Cicaden komen wereldwijd voor
en zijn te vinden in uiteenlopende biotopen. Het enige continent waar geen
cicaden leven is Antarctica. Er zijn naar schatting ruim 30.000 soorten. Het
slanke 0,3 tot enkele centimeters lange lichaam is over het algemeen bruin of
groen, soms met felgekleurde strepen of stippen. De grootste Europese soort is
4 cm lang en behoort tot de zangcicaden.
In Nederland en België komen
ongeveer 300 soorten voor, velen daarvan behoren tot de groep dwergcicaden (of
bladspringers). Enkele bekende soorten zijn: de algemeen voorkomende
schuimcicade (spuugbeestje), de groene
cicade en de rododendroncicade.

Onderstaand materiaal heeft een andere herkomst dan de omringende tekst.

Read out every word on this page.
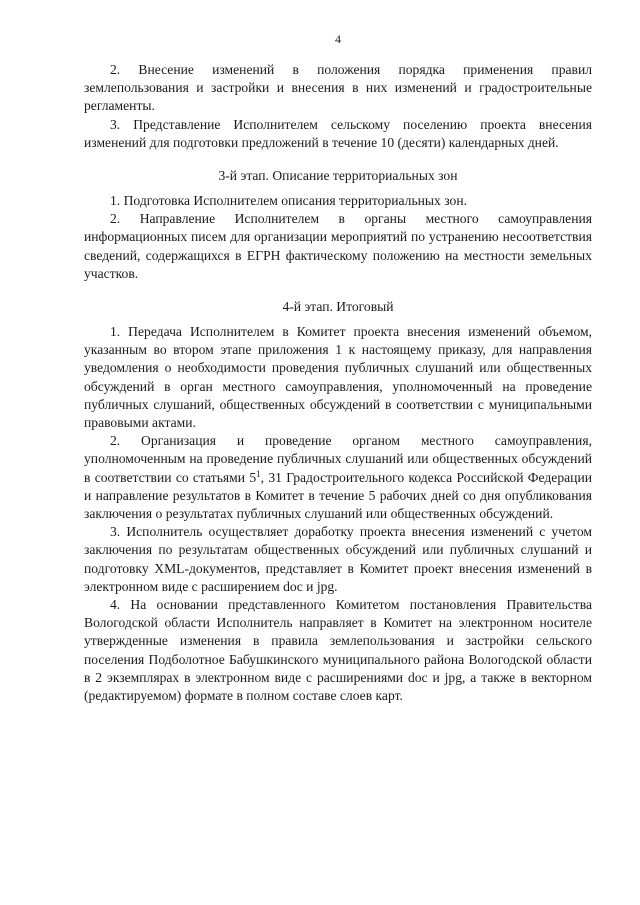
4

2. Внесение изменений в положения порядка применения правил землепользования и застройки и внесения в них изменений и градостроительные регламенты.

3. Представление Исполнителем сельскому поселению проекта внесения изменений для подготовки предложений в течение 10 (десяти) календарных дней.

3-й этап. Описание территориальных зон

1. Подготовка Исполнителем описания территориальных зон.

2. Направление Исполнителем в органы местного самоуправления информационных писем для организации мероприятий по устранению несоответствия сведений, содержащихся в ЕГРН фактическому положению на местности земельных участков.

4-й этап. Итоговый

1. Передача Исполнителем в Комитет проекта внесения изменений объемом, указанным во втором этапе приложения 1 к настоящему приказу, для направления уведомления о необходимости проведения публичных слушаний или общественных обсуждений в орган местного самоуправления, уполномоченный на проведение публичных слушаний, общественных обсуждений в соответствии с муниципальными правовыми актами.

2. Организация и проведение органом местного самоуправления, уполномоченным на проведение публичных слушаний или общественных обсуждений в соответствии со статьями $5^1$, 31 Градостроительного кодекса Российской Федерации и направление результатов в Комитет в течение 5 рабочих дней со дня опубликования заключения о результатах публичных слушаний или общественных обсуждений.

3. Исполнитель осуществляет доработку проекта внесения изменений с учетом заключения по результатам общественных обсуждений или публичных слушаний и подготовку XML-документов, представляет в Комитет проект внесения изменений в электронном виде с расширением doc и jpg.

4. На основании представленного Комитетом постановления Правительства Вологодской области Исполнитель направляет в Комитет на электронном носителе утвержденные изменения в правила землепользования и застройки сельского поселения Подболотное Бабушкинского муниципального района Вологодской области в 2 экземплярах в электронном виде с расширениями doc и jpg, а также в векторном (редактируемом) формате в полном составе слоев карт.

Sommige soorten worden wat groter zoals de
bloedcicade, die ook gemakkelijk te herkennen is aan de zwarte kleur met
bloedrode vlekken.
De verspreiding van de
cicaden hangt af van de familie en het geslacht, de bekende periodieke cicaden*
bijvoorbeeld komen alleen voor in Noord-Amerika, terwijl de helmcicaden met hun
soms bizarre uitsteeksels vooral in Azië te vinden zijn. Andere families, zoals
de dwergcicaden, zijn wereldwijd verspreid geraakt door de handel in planten.
* Periodieke cicaden hebben
een sterk afwijkende ontwikkelingscyclus ten opzichte van andere insecten
vanwege de lange ontwikkelingstijd en het gesynchroniseerde uitsluipen van de
nimfen. Van de zeven soorten hebben er drie een ontwikkelingsduur van 17 jaar,
de overige vier soorten hebben een cyclus van 13 jaar. Opmerkelijk is dat alle
nimfen eens in de dertien of zeventien jaar gedurende enkele weken allemaal
bovengronds komen, waarbij enorme hoeveelheden cicaden tegelijk te zien zijn.
Alle cicaden hebben een
bepaalde camouflage afhankelijk van de planten waarop ze zitten. Zo beschermen
ze zichzelf tegen mogelijke vijanden. Sommigen hebben een duidelijke tekening,
anderen een bepaalde vorm. Cicaden hebben twee paar vleugels en zes poten, de
achterpoten zijn de zogenaamde springpoten. Hiermee kunnen ze net als
sprinkhanen tsjirp -geluiden maken. Bij de groep van de zangcicaden is dit
duidelijk waar te nemen. Van de meeste andere soorten niet, bij deze is de
frequentie te hoog en daardoor onhoorbaar voor het menselijk oor.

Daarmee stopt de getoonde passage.